When you hear the word influencer, who pops into your head? Likely, it's some celebrity or movie star with millions of Twitter followers and a huge fan base. Yes, these are influencers, but they aren't the only ones.

Consider this: There are really two kinds of influencers: macro-influencers, who are the fore-mentioned celebrities we were just talking about, and micro-influencers. These are the people who aren't as big celebrities in their own right, but who have a super engaged following despite it not being in the millions.

While we all want a macro-influencer to get in on our brands and to support our businesses, we can't overlook the micro-influencers. These are YouTubers, Instagrammers, and even bloggers who have become famous with their own campaigns and media savvy. It can be difficult or expensive to land a larger scale influencer, and it's often more common for brands to approach these micro-influencers for support.

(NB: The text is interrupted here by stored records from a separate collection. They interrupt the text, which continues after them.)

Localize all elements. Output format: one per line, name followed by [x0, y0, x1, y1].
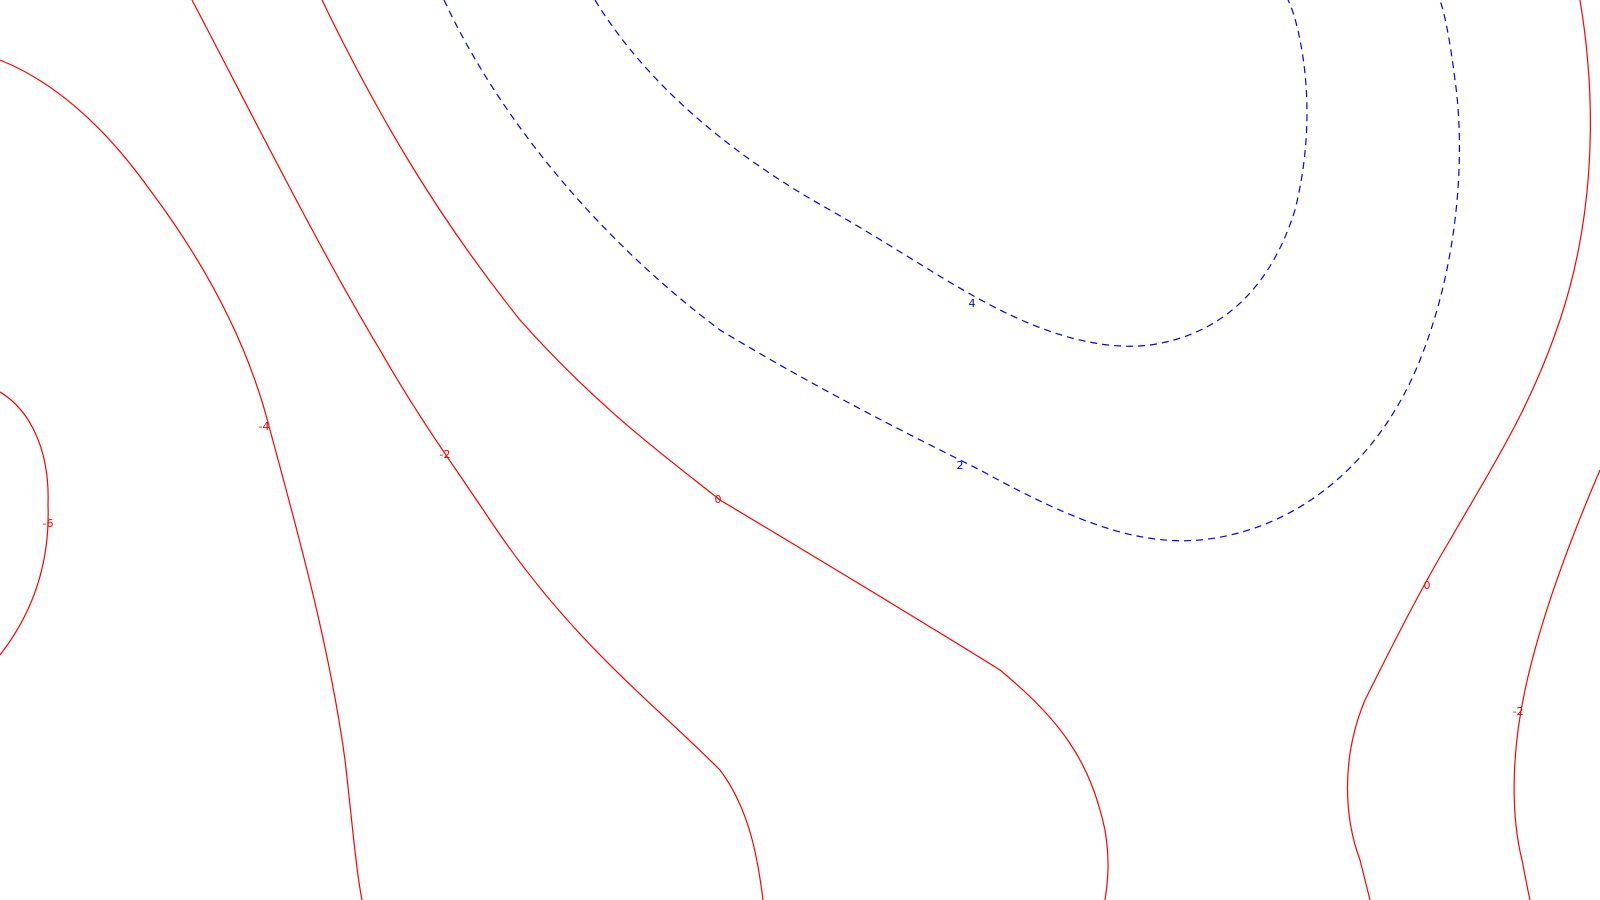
- contour-line-pos2: [443, 0, 1461, 542]
- contour-label-neg2-left: -2: [440, 448, 451, 461]
- contour-label-neg6: -6: [43, 517, 54, 530]
- contour-label-neg2-right: -2: [1513, 705, 1524, 718]
- contour-label-neg4: -4: [259, 420, 270, 433]
- contour-labels: -6 -4 -2 0 2 4 0 -2: [43, 297, 1524, 718]
- contour-label-pos4: 4: [969, 297, 976, 310]
- contour-line-zero-center: [321, 0, 1109, 900]
- contour-line-pos4: [594, 0, 1308, 347]
- contour-label-zero-right: 0: [1424, 579, 1431, 592]
- contour-line-zero-right: [1346, 0, 1591, 900]
- contour-label-zero-center: 0: [715, 493, 722, 506]
- contour-line-neg2-right: [1513, 469, 1600, 900]
- contour-label-pos2: 2: [957, 459, 964, 472]
- contour-line-neg2-left: [191, 0, 764, 900]
- contour-line-neg4: [0, 59, 363, 900]
- contour-line-neg6: [0, 391, 49, 656]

In 2014, when my company Bikini Luxe was just getting started, I reached out to a fashion blog by the name of Carrie Bradshaw Lied (a play on the Sex in the City character's name) asking her to collaborate. She was trying to grow her brand as well, so she offered to feature our products on her website and social media in exchange for products.

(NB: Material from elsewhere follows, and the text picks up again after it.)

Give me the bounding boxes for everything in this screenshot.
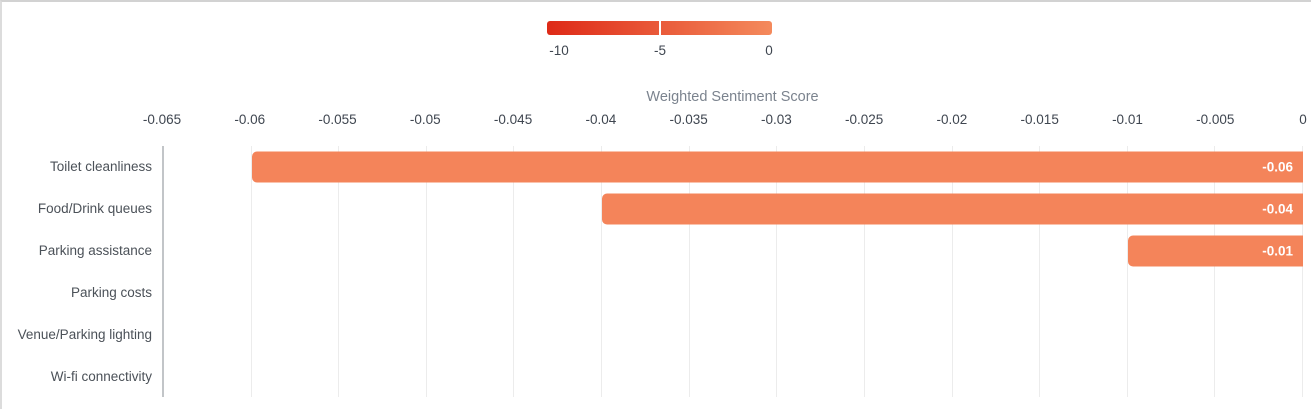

She shot beautiful photos, and her posts actually equated to sales for us. We were thrilled!

As her fan base grew, she quickly began getting paid for her hard work, and I always remembered thinking she was such a great influencer, and had a very loyal following. I often use her as an example of fashion blogger who turned her hobby blog into a serious revenue stream, but also as someone who is actually worth the investment.

Here are four great reasons why you should approach a micro-influencer instead of a macro-influencer if you are running a small- to medium-sized business:

1. They have smaller but often more engaged audiences.

If you have followed a YouTuber, you know firsthand that you likely go back to their websites on a regular basis, follow them on Twitter, Instagram and Facebook, and sign up for notifications for their newest videos.

You keep up with news on these people as if they are personal friends (and sometimes even more so). That speaks for itself.

Others are likely following just as closely, which means that they are a good way for you to spend your advertising dollars. They will likely have lower fees than macro-influencers, which means more bang for your advertising buck.

2. Targeted audiences means they attract a certain audience.

If you're a brand in a specific niche (say, swimwear or high-end jewelry catering to single women), you're trying to attract a certain audience. That means that it's better to think narrow.

Macro-influencers attract all kinds of followers, while micro-influencers have a more specific audience. It may be more worthwhile for you to go straight to this audience, where you find most of your customer base comes from.

3. You'll likely find that micro-influencers are more approachable.

While macro-influencers have public relations staff and people who cater to the media and to companies, they are often harder to pin down or connect with than micro-influencers who may be happier to get publicity or an advertising partner.

4. Micro influencers will fit nicely into your budget.

You might have to blow the bank to get macro-influencer on side with you, where micro influencers many very well be more affordable. If you're just getting off the ground yourself, try trading products in exchange for social media posts so that it's a win-win situation. 

Personally speaking, I have found that my business has seen great results even from using customers with healthy social media followings as influencers. Their followers trust their opinion and already feel an emotional attachment to them, thus making them the perfect spokesperson for your brand.

As always, I recommend not putting all of your eggs into one basket, so remember to try a little bit of everything and see what works best for you.